Blood Stem Cells Evade Immune Attack in Aplastic Anemia Through Gene Mutations

Aplastic anemia (AA) remains a life‑threatening bone‑marrow failure syndrome, traditionally managed with immunosuppression or hematopoietic stem‑cell transplantation. The disease is driven by autoreactive T cells that target hematopoietic stem and progenitor cells (HSPCs) presenting a specific HLA risk allele. Until now, clinicians have viewed clonal changes in AA as either malignant precursors or incidental findings, with limited insight into how these alterations influence disease trajectory.

The St. Jude study leveraged high‑resolution single‑cell DNA sequencing, long‑read whole‑genome sequencing, and protein profiling across 619 patients—both children and adults—to map the genomic landscape of AA. Researchers identified that protective mutations, such as loss‑of‑function HLA variants or uniparental disomy of chromosome 6p (UPD6p), arise independently in multiple stem cells rather than sequentially. This convergent evolution produced a median of three distinct rescue clones per patient, and in extreme cases, up to fifteen clones silencing the same risk allele. Notably, clones with high CD34 expression demonstrated superior fitness, suggesting CD34 enrichment could serve as a biomarker for durable hematopoietic recovery.

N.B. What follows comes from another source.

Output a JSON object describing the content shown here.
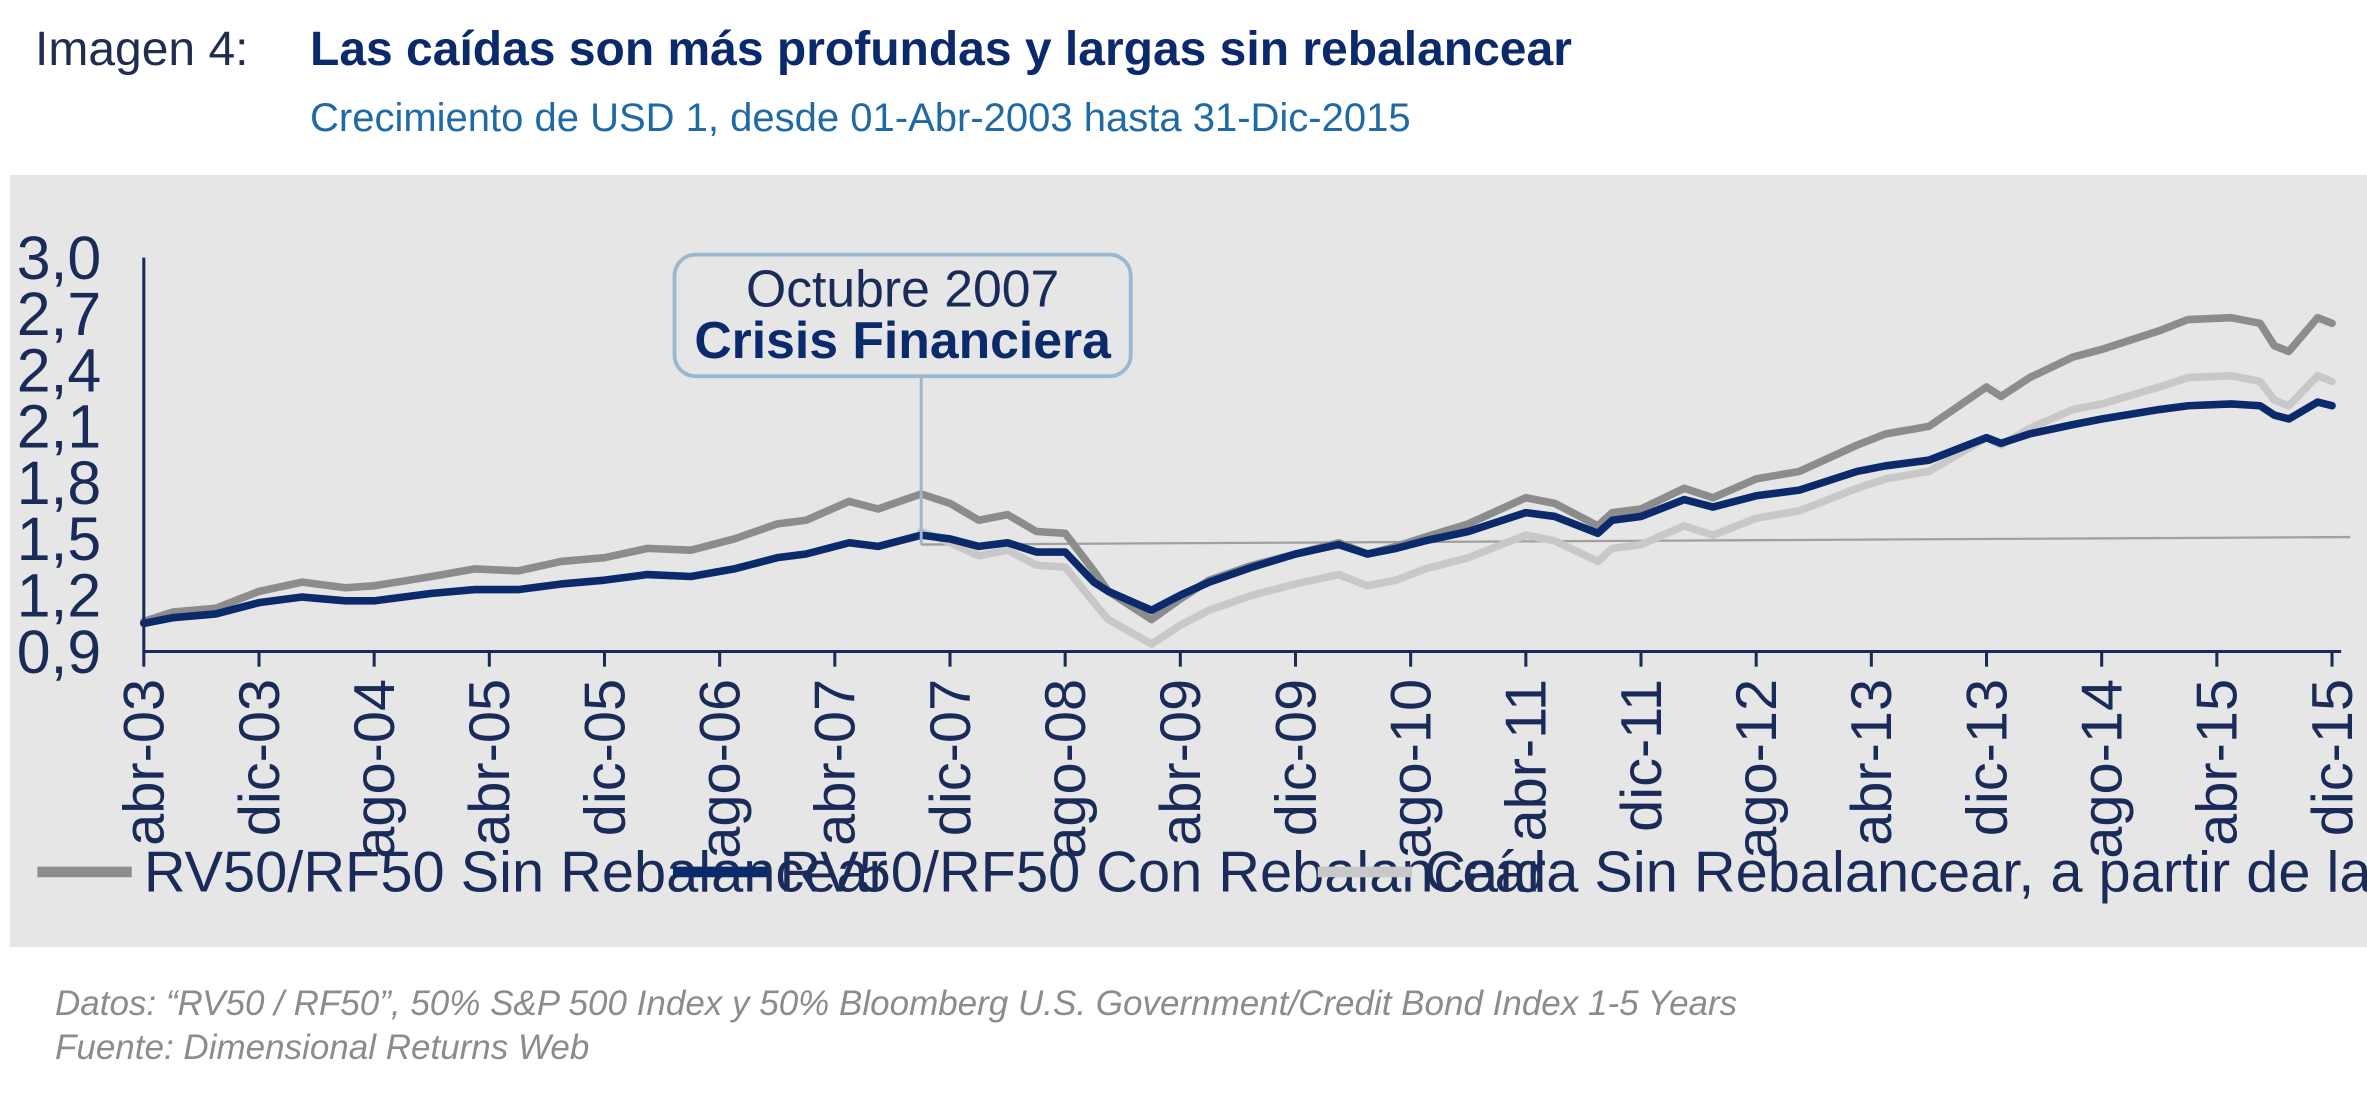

Clinically, the presence of independent HLA‑loss clones correlates with improved blood counts, prolonged treatment‑free intervals, and a reduced propensity for progression to myelodysplastic syndrome or leukemia. These insights pave the way for precision‑medicine approaches that monitor clonal architecture to guide therapeutic decisions, potentially sparing patients from aggressive immunosuppression or transplant when natural immune evasion is evident. Moreover, the study’s methodology sets a precedent for dissecting clonal dynamics in other autoimmune marrow failures, expanding the horizon for targeted interventions across hematologic disorders.